When you’ve completed a draft of a book, and begin the editing process, it can be helpful to print your manuscript and edit it on paper.
When you’ve completed the first draft of your manuscript, it’s time to revise it. The process of going from first to second draft can be long and complex, as you may need to move scenes around, add or remove characters, change plot lines and sub-plots, and more.
Scrivener has powerful tools to help you in the revision process. But it can be helpful to print your manuscript and edit it on paper. Editing on paper has many advantages, even if you’re just making structural edits of a first draft.
Tip: you may find it easiest to create a PDF of your project and then print that out, rather than print it directly from Scrivener. If you don’t have a printer and need to go to a printing service, then you’ll need a PDF.

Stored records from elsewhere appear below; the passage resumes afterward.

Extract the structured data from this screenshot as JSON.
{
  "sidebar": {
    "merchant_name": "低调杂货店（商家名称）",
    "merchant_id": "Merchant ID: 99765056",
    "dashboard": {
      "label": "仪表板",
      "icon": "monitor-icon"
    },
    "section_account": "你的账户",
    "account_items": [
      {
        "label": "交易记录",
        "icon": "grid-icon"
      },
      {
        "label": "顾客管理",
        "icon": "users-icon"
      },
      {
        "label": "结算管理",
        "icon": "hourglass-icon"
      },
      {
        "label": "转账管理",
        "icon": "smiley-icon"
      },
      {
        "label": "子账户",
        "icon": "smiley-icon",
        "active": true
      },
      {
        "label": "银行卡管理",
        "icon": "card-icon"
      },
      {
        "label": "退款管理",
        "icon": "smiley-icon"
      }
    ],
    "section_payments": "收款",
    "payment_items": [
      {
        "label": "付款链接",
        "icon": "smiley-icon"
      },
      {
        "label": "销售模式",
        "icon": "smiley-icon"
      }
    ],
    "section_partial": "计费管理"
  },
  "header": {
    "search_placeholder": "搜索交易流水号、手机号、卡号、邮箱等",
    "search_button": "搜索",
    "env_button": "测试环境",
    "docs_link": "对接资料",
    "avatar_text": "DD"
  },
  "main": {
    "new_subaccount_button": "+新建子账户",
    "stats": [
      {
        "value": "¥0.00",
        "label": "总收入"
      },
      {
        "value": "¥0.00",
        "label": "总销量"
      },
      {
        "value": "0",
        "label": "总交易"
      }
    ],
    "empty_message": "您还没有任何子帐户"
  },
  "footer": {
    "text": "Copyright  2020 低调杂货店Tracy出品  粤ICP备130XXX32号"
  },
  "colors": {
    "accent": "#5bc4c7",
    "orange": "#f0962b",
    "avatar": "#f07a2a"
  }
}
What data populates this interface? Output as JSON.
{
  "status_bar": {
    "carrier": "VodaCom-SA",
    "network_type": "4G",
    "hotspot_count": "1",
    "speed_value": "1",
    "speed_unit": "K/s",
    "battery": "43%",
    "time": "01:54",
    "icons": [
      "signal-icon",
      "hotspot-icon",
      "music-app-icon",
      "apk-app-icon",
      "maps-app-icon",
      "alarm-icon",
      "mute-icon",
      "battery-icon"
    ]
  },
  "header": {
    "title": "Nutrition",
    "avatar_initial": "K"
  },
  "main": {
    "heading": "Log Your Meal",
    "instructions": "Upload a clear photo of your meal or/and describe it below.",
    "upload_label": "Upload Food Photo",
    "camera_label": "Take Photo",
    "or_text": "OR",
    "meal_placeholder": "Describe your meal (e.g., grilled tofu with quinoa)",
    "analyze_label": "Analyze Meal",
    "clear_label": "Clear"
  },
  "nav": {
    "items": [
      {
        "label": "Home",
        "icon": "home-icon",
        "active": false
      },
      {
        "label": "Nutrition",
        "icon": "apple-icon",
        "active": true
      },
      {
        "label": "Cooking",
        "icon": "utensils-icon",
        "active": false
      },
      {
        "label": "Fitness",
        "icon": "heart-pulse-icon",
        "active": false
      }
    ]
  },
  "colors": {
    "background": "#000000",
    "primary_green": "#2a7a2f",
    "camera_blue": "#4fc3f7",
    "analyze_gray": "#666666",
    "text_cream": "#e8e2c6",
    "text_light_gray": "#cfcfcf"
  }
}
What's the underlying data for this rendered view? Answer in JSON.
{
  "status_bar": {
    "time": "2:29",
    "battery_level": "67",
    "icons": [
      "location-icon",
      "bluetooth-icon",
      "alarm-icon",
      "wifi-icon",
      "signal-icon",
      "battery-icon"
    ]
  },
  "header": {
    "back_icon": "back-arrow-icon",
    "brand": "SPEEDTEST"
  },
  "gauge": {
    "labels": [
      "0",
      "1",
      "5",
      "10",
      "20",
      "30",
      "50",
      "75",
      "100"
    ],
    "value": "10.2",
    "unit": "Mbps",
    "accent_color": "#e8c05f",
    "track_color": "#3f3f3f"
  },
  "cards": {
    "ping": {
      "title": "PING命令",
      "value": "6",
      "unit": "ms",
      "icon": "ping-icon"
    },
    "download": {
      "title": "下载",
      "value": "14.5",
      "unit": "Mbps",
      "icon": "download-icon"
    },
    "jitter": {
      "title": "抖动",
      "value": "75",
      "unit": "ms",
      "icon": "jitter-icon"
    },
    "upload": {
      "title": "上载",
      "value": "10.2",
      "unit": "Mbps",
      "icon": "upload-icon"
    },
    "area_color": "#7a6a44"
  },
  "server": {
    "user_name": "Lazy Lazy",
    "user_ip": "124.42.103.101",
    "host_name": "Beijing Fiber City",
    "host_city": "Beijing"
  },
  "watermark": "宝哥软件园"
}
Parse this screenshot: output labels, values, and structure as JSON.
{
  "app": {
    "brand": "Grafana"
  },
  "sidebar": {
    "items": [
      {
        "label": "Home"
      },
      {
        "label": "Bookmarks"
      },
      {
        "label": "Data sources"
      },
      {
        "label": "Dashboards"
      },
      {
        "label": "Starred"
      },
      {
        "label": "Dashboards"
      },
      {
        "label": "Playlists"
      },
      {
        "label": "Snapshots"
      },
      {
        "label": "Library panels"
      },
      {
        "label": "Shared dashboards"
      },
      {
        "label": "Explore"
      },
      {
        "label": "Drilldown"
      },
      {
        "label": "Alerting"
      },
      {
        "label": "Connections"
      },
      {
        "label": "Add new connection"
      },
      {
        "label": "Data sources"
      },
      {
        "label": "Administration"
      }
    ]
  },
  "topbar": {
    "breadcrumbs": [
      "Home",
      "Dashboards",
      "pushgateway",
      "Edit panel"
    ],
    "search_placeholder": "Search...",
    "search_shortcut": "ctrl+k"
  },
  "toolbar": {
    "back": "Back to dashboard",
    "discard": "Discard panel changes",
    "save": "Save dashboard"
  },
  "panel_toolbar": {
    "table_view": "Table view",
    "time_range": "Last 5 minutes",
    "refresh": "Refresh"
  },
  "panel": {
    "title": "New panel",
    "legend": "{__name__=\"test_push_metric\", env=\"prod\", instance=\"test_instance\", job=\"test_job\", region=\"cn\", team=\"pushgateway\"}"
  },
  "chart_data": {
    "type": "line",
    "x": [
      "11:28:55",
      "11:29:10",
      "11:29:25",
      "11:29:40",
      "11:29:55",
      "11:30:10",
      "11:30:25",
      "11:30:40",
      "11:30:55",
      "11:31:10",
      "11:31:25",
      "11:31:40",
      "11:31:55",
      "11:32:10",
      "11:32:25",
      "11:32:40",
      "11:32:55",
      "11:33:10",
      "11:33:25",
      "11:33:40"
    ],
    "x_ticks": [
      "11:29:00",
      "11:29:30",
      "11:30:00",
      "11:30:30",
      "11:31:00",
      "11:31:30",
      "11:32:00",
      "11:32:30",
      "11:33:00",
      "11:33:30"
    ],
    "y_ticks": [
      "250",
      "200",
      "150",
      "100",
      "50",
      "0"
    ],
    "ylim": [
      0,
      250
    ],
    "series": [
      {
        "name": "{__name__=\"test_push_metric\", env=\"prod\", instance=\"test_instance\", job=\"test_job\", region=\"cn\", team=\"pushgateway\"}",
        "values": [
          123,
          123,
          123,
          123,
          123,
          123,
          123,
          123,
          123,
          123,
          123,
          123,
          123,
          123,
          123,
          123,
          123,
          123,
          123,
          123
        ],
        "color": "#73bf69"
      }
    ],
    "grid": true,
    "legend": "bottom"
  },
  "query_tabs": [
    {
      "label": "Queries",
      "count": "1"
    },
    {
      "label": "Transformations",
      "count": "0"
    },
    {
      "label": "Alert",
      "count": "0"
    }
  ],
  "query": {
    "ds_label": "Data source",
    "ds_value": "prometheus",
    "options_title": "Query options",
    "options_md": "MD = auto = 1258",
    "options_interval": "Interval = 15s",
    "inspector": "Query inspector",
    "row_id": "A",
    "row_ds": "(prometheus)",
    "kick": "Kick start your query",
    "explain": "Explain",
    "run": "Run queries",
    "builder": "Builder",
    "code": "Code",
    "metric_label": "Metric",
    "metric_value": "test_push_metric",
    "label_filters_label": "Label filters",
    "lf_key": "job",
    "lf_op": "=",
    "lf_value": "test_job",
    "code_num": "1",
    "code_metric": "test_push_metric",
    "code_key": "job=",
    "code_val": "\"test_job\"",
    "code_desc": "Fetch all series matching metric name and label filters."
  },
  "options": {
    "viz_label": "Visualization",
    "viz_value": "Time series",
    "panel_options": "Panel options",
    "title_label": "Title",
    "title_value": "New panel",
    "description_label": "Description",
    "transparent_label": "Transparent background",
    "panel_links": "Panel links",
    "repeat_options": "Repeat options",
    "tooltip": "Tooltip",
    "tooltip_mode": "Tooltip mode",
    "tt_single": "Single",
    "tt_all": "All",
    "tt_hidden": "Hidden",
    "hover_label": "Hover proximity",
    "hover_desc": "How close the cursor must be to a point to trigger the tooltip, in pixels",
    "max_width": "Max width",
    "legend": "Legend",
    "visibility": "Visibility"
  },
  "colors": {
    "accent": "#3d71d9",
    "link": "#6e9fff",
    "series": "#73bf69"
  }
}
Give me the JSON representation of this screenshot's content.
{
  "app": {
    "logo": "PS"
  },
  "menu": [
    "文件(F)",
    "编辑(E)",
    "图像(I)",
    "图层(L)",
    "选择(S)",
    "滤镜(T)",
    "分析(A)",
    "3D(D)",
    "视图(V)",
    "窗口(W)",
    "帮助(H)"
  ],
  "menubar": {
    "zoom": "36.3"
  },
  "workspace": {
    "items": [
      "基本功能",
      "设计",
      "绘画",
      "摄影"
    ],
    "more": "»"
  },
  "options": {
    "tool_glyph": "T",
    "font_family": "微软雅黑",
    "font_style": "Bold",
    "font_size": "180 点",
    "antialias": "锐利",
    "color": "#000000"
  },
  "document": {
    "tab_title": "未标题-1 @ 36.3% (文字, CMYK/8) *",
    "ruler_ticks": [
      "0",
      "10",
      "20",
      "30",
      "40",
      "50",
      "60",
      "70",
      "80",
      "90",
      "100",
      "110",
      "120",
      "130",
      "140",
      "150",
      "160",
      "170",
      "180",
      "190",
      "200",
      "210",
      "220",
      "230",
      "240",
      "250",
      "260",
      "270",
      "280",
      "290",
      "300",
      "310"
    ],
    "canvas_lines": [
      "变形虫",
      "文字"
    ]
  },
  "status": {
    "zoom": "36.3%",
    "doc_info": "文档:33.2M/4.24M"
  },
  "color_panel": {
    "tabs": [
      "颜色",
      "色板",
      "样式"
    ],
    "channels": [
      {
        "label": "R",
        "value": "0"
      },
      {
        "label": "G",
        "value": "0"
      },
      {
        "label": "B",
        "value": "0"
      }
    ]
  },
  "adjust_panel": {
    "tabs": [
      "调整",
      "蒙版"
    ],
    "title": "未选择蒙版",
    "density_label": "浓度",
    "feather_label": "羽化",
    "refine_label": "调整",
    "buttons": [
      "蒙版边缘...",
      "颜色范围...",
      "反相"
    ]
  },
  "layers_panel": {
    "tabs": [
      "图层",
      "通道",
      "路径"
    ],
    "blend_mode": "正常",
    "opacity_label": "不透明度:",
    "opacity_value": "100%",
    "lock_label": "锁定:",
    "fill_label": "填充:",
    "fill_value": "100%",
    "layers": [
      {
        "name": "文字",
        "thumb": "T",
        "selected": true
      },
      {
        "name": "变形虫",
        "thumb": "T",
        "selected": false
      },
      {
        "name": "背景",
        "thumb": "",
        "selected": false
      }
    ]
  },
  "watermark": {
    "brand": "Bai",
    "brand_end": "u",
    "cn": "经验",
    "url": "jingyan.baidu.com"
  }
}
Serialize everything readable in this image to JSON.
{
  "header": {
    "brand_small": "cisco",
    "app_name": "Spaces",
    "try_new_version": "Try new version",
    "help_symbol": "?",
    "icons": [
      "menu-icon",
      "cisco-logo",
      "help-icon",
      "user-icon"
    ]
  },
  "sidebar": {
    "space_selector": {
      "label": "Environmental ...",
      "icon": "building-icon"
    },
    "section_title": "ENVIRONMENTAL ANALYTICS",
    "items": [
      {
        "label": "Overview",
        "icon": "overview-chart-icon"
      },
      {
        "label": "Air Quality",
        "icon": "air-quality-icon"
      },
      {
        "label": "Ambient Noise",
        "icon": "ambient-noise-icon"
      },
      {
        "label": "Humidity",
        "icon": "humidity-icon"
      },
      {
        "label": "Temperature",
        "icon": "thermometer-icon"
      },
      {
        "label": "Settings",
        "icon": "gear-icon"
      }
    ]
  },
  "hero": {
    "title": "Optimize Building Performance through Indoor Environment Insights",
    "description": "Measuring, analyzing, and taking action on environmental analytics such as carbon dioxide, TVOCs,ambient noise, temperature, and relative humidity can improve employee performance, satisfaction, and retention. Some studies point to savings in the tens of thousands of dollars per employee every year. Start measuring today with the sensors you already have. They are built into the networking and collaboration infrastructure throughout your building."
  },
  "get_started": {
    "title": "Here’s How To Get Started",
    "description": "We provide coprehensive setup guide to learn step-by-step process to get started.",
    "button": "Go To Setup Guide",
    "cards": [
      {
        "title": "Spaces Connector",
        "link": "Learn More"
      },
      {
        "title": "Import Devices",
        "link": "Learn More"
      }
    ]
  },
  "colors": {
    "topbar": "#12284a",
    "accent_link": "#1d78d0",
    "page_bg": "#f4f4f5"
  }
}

You get a different perspective on your work
You’ve been looking at your screen for hundreds of hours as you worked on your manuscript, seeing everything through the filter of your computer’s display. If you print your manuscript, you see the work in a different way. It’s no longer photons on a computer display; it’s characters on paper, the way your project will eventually look in book form.
You can see your manuscript as a pile of paper, rather than folders and files in Scrivener’s binder. You get a better idea of how long it is, and specifically how long chapters are. You can also appreciate the lengths of paragraphs and lines of dialogue more easily than when looking at a screen.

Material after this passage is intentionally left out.